Myths and Facts about Kids Going ‘Off the Derech’ in College

I thought that questions raised in this comment warrant a separate post. It’s part of an ongoing discussion on LookJED about ‘spiritually conducive’ environments on college campuses. I wrote about it here as well. I wanted to address specifically the issue of kids either a) abandoning observance or b) diminishing observance on campus. I believe several points are in order when approaching the issue:

Firstly, from my experience, very few students gradually abandon observance. If they abandon it, they abandon it almost immediately upon arrival on campus. It’s very difficult to speak of these students as ‘losing frumkeit’. Generally, they were not frum – neither in theory nor in practice – before arriving on campus. The difference is that they no longer need to adhere to communal norms or worry about embarrassing parents. They will often continue to play the part of ‘nice frum boy/girl’ when they go home. They question here is whether there’s something to be gained by keeping these kids – and at this point they have gone through 12 or 13 years of Jewish education and also see themselves as adults capable of making their own decisions – in an environment where the social pressure to remain outwardly observant will promote greater adherence to Jewish observance, or whether it’s worth letting go. I hope to demonstrate why I deem the latter to be the best course of action. The upshot of this first point is that it’s not the environment of the secular university per se which kills observance, rather, the fact that this is the first time in their lives that these kids are not in an Orthodox milieu.

Secondly, from my experience, college students abandoning frumkeit is very often a temporary phenomenon. Most ‘come back’ by the time they are ready to enter communal life – get married, settle down, have kids, etc. In this sense, it is similar to the practice in certain Anabaptist communities (like the Amish) of having to make the ‘adult’ decision of remaining within the community. There is no halakhic sanction for temporarily jettisoning observance, obviously, but there is precedent in the Rabbinic imagination. I refer to story of Purim, where, without the Presence of Temple and Prophet, the Jews became drinking buddies with the Emperor. But when push came to shove, they re-accepted that which they had started to lose.
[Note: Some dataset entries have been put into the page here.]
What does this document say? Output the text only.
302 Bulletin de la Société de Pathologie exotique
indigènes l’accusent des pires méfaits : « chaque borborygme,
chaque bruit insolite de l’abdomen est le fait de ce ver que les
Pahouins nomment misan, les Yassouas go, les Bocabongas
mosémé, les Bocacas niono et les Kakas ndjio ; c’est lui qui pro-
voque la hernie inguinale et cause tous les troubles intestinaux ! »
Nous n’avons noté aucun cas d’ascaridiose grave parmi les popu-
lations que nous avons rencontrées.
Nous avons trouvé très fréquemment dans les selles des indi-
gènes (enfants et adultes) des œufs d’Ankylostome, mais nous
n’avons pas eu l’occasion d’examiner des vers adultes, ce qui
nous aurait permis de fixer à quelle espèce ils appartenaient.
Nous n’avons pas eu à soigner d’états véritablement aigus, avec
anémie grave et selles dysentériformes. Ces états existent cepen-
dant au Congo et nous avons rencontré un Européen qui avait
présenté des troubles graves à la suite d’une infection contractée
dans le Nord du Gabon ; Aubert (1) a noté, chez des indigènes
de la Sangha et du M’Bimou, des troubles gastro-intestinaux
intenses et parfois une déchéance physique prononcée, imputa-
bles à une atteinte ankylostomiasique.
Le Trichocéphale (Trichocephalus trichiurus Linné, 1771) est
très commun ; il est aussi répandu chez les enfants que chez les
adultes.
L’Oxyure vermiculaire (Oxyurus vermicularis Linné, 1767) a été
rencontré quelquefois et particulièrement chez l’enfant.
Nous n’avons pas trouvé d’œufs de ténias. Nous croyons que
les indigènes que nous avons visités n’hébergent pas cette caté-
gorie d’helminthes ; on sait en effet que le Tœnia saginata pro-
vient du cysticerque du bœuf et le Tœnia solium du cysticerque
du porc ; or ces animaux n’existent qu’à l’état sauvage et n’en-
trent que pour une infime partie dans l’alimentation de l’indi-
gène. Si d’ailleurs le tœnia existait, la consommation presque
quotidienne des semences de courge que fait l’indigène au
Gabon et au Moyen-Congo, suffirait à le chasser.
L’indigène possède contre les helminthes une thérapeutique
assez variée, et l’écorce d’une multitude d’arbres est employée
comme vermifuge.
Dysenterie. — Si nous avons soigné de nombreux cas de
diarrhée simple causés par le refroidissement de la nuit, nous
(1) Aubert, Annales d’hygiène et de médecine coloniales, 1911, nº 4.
For more on this, go here. Point is, Chazal acknowledged that there such a thing as making a free, adult decision as opposed to a compelled, childish set of behaviors. And if these students are returning to the frum community just for convenience and comfort, then see point 1 – they generally end up no less frum than they were to begin with.

Finally, there is the phenomenon of diminished observance and the potential for bad decisions by students who are otherwise frum. This is the area of greatest concern, and would give me personally the greatest pause before sending my own child to such a campus. And here is where it really depends on the person and the community. For many students, this adversity instigates greater growth. It’s the grain of sand that causes the oyster to produce a pearl. I’ve had students tell me that they are ‘more religious’ after 4 years at UMD than they were after their year in Yeshiva. I doubt they did more learning at UMD than they did in Yeshiva, but you can also be sure that the 1 hour per week they set aside to learn at UMD meant a whole lot more than the learning by osmosis that took place during their Israel years. This, too, is rooted in the concept of ‘adult decision-making’, and here’s the point: most people, at some point, stop being a passive recipients of religiosity and take responsibility for their own. For some, it happens in college. For some, in high school. For others still, it’s after college. It’s the moment of truth where, all pressures stripped away, we get to see what really sank in during all those years and hundreds of thousands of dollars of Jewish education, summer camps, and Israel years. For many, the ability to take ownership of and responsibility for their own Judaism is a watershed. In many cases, the sooner the better – keeping them in a religious environment creates greater animosity toward a system that is trying to control them. By buying a few extra years of pressured conformity, you lose in the long run (again, depending on the kid). Again, it’s not college that ‘causes’ diminished observance, but the existence of many new opportunities couple with a lack of restraints. The opportunities for error that college presents may be too overwhelming, but, like before, this is a personal question that students must answer truthfully. It’s important to realize that it’s a cost-benefit analysis, though. Net mitzvah observance must be weighed in the short and long term, and with the whole person taken into account.

JLI's primary audience is the students in this latter group, and the goal is to facilitate, as counselors, resources, and role-models, the process of becoming Jewish adults. At least that's my summary of it.

In any event, the incidence of students arriving in college truly frum and leaving truly frei is, in my estimation very, very, low.